Após o leite derramado, o governo anuncia que deve voltar atrás na decisão, como se fosse uma medida simples. Da mesma forma que coleciona recuos e desmentidos que afetam a economia do país, como no aumento do Imposto sobre Operações Financeiras (IOF); na paralisação da reforma agrária; na demissão de funcionários da Casa Civil; na implantação de uma base militar norte-americana em território brasileiro; nas negociações da compra da Embraer pela Boeing; na mudança da Embaixada de Israel; entre outras medidas vaivém desse governo que mostram o despreparo de toda a equipe.

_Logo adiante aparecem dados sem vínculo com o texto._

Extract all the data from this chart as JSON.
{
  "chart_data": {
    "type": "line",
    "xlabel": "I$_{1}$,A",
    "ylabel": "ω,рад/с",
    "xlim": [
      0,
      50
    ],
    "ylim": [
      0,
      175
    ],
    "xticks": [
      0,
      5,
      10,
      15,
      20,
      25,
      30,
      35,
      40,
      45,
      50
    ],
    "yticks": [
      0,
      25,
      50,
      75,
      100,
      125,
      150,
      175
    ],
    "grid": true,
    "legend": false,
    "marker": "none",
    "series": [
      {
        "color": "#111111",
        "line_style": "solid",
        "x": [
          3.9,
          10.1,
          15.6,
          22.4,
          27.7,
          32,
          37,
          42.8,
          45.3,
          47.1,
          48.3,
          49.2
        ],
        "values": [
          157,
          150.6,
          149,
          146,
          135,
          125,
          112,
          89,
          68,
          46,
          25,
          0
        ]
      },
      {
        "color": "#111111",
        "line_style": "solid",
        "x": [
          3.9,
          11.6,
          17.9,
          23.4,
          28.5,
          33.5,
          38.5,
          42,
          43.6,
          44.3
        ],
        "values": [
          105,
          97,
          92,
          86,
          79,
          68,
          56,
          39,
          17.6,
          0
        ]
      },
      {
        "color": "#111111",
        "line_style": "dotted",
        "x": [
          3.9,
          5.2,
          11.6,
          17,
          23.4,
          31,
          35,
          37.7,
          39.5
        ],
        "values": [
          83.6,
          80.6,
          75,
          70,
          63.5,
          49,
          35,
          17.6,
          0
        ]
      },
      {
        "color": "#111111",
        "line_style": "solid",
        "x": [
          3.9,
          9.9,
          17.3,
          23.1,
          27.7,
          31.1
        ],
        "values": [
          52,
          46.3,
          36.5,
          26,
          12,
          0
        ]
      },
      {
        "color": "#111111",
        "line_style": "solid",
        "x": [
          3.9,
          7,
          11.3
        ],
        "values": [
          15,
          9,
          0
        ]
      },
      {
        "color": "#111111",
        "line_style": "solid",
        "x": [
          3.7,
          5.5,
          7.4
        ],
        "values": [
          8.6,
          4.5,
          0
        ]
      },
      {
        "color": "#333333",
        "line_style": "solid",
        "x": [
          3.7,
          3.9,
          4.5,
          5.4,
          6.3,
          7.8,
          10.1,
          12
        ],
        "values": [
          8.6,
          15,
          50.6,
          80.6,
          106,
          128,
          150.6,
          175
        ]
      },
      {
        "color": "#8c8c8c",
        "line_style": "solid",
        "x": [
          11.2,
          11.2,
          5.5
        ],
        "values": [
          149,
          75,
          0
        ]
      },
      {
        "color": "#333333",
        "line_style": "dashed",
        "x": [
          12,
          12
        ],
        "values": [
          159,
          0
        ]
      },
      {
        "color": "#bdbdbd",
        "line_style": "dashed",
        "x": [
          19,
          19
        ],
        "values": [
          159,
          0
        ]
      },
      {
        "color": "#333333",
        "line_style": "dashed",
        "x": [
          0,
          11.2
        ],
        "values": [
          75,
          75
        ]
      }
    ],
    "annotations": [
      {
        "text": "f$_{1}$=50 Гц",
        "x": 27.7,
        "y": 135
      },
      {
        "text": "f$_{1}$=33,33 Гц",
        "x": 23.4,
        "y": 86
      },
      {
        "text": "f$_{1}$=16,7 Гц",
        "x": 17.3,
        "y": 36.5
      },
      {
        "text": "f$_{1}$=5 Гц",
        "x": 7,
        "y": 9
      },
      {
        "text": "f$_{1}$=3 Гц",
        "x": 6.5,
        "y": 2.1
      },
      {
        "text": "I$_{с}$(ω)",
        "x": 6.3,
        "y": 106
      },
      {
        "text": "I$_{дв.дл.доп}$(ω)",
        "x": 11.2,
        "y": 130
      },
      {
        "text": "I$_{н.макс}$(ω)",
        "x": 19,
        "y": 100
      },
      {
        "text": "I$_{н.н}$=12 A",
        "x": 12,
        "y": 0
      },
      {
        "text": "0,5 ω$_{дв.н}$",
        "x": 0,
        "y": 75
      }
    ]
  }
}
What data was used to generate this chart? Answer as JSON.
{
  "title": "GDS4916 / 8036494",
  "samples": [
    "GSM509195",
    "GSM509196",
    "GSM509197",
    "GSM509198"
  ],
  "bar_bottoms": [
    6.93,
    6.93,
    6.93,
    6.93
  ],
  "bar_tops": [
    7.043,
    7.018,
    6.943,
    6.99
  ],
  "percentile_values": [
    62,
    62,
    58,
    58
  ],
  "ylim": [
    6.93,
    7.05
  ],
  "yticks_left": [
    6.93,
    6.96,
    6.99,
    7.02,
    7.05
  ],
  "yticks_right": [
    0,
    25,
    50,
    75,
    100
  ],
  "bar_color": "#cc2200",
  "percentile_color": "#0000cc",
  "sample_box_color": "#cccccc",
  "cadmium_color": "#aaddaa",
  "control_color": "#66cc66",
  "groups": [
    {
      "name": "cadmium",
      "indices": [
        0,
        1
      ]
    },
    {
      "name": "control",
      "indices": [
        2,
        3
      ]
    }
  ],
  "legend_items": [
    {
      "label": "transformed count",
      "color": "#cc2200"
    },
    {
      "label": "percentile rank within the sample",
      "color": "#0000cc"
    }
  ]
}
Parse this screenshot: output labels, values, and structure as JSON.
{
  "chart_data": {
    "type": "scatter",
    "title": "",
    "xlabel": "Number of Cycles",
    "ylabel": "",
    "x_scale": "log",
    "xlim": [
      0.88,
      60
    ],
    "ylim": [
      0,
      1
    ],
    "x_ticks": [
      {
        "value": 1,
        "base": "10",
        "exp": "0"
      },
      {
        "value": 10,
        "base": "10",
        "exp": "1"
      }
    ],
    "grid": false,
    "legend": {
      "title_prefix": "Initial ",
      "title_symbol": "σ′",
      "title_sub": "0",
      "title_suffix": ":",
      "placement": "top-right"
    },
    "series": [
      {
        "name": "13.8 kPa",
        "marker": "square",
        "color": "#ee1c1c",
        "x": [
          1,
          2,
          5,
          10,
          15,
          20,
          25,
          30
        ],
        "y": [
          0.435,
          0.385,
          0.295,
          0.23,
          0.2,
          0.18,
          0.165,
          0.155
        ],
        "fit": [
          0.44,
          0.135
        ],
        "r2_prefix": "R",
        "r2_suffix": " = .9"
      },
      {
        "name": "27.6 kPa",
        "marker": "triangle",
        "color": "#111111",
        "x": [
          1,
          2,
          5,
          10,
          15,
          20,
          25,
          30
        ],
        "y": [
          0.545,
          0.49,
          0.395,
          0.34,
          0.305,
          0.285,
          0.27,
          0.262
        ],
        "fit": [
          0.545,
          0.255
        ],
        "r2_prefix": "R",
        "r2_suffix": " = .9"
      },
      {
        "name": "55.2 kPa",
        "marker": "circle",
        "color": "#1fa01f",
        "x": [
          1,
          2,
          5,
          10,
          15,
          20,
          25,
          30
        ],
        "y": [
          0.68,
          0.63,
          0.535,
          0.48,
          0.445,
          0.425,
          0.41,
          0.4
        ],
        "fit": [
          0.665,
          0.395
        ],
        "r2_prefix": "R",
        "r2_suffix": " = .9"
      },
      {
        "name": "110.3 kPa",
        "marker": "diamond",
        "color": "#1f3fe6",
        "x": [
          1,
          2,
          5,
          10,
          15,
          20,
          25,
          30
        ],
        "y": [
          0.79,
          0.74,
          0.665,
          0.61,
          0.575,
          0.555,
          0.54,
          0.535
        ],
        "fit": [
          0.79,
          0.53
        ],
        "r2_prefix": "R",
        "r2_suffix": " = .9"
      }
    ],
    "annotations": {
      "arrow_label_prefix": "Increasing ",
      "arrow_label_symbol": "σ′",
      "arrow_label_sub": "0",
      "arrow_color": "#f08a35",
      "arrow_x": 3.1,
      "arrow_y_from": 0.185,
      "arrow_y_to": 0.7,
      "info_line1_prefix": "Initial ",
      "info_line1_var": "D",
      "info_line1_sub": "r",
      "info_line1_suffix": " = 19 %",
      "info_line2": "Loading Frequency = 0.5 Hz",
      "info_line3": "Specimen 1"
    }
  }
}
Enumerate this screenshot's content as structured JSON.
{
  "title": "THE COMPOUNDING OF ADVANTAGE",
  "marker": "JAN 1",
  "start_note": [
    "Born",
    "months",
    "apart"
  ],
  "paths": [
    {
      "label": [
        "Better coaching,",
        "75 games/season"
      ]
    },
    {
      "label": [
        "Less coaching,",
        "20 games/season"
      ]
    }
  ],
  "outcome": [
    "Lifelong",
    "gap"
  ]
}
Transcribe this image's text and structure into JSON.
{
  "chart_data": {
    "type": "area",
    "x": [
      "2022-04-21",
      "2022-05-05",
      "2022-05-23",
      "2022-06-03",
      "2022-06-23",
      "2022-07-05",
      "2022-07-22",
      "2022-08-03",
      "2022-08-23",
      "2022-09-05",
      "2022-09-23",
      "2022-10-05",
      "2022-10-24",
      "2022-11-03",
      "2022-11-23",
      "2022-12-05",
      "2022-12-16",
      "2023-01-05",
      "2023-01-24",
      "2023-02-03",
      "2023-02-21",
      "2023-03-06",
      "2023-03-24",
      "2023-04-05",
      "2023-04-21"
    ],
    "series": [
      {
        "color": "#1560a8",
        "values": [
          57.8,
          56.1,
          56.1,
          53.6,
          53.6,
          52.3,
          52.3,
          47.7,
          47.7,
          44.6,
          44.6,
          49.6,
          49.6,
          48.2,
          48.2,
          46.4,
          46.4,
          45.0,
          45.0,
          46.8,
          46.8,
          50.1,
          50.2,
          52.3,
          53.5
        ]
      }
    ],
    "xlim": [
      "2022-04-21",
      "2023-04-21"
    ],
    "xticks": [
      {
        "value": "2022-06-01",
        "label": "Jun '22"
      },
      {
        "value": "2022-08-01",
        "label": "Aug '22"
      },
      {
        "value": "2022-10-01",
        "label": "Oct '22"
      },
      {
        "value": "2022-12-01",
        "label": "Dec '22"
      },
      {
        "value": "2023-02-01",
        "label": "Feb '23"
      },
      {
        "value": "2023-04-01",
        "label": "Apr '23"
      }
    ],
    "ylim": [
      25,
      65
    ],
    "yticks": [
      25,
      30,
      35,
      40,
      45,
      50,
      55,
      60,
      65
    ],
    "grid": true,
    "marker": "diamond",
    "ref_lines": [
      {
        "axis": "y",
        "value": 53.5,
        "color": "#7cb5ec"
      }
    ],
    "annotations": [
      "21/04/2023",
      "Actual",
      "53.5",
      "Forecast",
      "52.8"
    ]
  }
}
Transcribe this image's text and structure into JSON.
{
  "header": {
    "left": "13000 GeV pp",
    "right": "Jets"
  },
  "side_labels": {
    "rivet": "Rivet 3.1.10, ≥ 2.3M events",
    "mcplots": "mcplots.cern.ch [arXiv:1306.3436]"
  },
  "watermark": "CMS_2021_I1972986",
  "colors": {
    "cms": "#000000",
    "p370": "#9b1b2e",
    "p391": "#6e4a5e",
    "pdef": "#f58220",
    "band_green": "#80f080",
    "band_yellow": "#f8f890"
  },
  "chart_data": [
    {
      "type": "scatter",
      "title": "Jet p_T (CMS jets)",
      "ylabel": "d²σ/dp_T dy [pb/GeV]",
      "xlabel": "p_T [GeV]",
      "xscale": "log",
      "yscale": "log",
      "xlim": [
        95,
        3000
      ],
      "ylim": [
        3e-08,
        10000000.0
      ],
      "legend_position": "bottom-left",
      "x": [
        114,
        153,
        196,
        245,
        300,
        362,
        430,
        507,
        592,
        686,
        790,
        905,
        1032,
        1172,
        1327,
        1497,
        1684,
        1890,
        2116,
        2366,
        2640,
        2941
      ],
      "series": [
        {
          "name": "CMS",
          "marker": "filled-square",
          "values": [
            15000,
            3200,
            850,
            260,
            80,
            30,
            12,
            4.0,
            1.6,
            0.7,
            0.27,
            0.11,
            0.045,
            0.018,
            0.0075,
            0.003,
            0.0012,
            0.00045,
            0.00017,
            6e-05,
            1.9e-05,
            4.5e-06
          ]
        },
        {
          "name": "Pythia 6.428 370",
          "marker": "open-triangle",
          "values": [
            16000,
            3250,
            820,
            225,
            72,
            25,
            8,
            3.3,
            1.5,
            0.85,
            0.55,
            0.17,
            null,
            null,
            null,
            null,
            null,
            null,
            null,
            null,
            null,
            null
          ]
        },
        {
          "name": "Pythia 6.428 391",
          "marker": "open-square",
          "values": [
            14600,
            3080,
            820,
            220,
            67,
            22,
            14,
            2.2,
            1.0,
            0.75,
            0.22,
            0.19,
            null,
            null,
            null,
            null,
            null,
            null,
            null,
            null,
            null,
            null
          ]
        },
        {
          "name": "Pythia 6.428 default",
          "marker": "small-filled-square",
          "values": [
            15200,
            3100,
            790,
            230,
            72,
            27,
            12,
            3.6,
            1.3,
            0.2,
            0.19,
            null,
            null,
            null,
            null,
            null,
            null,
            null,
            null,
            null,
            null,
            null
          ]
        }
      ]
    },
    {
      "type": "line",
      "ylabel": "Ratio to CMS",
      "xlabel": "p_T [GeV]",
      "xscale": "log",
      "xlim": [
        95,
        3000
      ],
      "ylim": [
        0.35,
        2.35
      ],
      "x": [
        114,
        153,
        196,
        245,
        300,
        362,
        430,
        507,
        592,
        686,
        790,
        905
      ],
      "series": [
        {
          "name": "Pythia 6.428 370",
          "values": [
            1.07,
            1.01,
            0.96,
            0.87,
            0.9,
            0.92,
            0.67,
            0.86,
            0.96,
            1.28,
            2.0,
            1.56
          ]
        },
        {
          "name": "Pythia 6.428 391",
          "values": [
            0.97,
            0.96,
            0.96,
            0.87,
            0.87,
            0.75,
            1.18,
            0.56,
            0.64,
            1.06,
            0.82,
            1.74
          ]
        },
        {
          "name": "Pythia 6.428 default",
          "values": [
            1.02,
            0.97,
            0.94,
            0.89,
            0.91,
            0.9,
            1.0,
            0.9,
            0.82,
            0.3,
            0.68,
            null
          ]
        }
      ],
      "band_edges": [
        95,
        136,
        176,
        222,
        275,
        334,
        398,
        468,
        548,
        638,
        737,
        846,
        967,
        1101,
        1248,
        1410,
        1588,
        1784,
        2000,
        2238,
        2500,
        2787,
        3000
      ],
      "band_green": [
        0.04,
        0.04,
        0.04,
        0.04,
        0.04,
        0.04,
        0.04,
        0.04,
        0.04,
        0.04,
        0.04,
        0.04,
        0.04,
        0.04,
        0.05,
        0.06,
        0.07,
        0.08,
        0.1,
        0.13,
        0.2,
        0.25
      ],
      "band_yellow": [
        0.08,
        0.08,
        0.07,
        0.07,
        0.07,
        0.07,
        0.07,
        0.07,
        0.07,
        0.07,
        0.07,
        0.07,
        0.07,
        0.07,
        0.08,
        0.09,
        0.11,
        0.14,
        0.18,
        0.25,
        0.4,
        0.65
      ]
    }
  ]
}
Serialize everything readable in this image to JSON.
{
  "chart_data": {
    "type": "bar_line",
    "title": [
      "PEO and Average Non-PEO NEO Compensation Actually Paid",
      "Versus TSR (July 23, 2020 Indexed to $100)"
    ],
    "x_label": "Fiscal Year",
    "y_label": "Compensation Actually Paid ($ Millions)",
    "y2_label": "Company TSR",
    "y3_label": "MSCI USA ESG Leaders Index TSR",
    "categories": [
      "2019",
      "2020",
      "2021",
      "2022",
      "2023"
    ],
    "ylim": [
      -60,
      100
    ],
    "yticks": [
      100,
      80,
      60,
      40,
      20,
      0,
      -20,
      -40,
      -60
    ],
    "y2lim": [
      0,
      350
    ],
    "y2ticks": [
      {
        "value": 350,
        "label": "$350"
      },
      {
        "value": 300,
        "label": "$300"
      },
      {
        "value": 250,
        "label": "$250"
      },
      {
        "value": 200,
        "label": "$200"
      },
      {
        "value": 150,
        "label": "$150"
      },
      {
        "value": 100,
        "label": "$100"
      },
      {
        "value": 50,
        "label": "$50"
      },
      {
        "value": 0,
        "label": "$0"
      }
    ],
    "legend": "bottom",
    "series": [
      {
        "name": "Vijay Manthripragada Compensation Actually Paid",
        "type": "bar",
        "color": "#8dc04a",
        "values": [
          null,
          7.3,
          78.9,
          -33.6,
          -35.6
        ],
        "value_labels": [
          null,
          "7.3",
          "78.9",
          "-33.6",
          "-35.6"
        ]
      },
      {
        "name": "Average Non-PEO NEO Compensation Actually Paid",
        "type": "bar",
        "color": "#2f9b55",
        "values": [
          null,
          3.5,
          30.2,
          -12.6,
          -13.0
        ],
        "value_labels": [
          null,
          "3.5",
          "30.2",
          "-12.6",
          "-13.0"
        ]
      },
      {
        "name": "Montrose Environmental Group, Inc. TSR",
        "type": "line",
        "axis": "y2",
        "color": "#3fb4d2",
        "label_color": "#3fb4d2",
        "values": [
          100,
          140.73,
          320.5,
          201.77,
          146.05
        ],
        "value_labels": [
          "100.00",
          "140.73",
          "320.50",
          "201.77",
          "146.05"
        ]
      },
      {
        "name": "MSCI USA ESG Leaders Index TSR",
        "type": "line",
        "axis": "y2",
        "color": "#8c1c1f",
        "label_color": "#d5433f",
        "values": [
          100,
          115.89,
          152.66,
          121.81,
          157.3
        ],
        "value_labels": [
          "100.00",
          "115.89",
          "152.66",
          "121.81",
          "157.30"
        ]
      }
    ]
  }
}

O anunciado recuo na questão do leite se trata-se, na verdade, de uma enganação. Como as medidas de proteção aos nossos produtores não foram renovadas dentro do prazo, pode ser que o Brasil tenha que iniciar um novo processo do zero. Teria de haver um novo pedido de investigação da necessidade da tarifa, como foi feito em 1999 pela Confederação da Agricultura e Pecuária do Brasil (CNA). Naquela época, as medidas só puderam ser implementadas depois de dois anos de espera, em fevereiro de 2001. Pode-se, no entanto, solicitar direitos antidumping provisórios, após a conclusão das determinações preliminares, as quais podem ser concluídas em 120 dias.

A CNA levantou uma alternativa de elevar Tarifa Externa Comum (TEC) que incide sobre produtos lácteos de países de fora do Mercosul para compensar a queda das medidas antidumping. Mas, de acordo com o princípio de terceiro país do Acordo Geral de Tarifas e Comércio GATT/OMC, esse aumento nas tarifas tem de ser aplicado às importações de todos os países, o que pode gerar protestos e contestações na OMC.

O fato é que os produtores brasileiros de leite ficarão à mercê de possibilidades que não devem ser efetivadas de forma ágil e, mais grave, ainda podem ser questionadas e inviabilizadas.

O prejuízo é certo e está dado. Cabe, agora, ao governo — e estaremos cobrando persistentemente — , aliviar os danos. Entre as medidas que podem ser adotadas: renegociação de dívidas de pequenos produtores do setor leiteiro, políticas diferenciadas de financiamento e custeio da produção, promoção de condições para aprimorar nosso processo produtivo que leve a melhores patamares de produtividade e ampliação dos programas de aquisição de alimentos voltados para o setor leiteiro.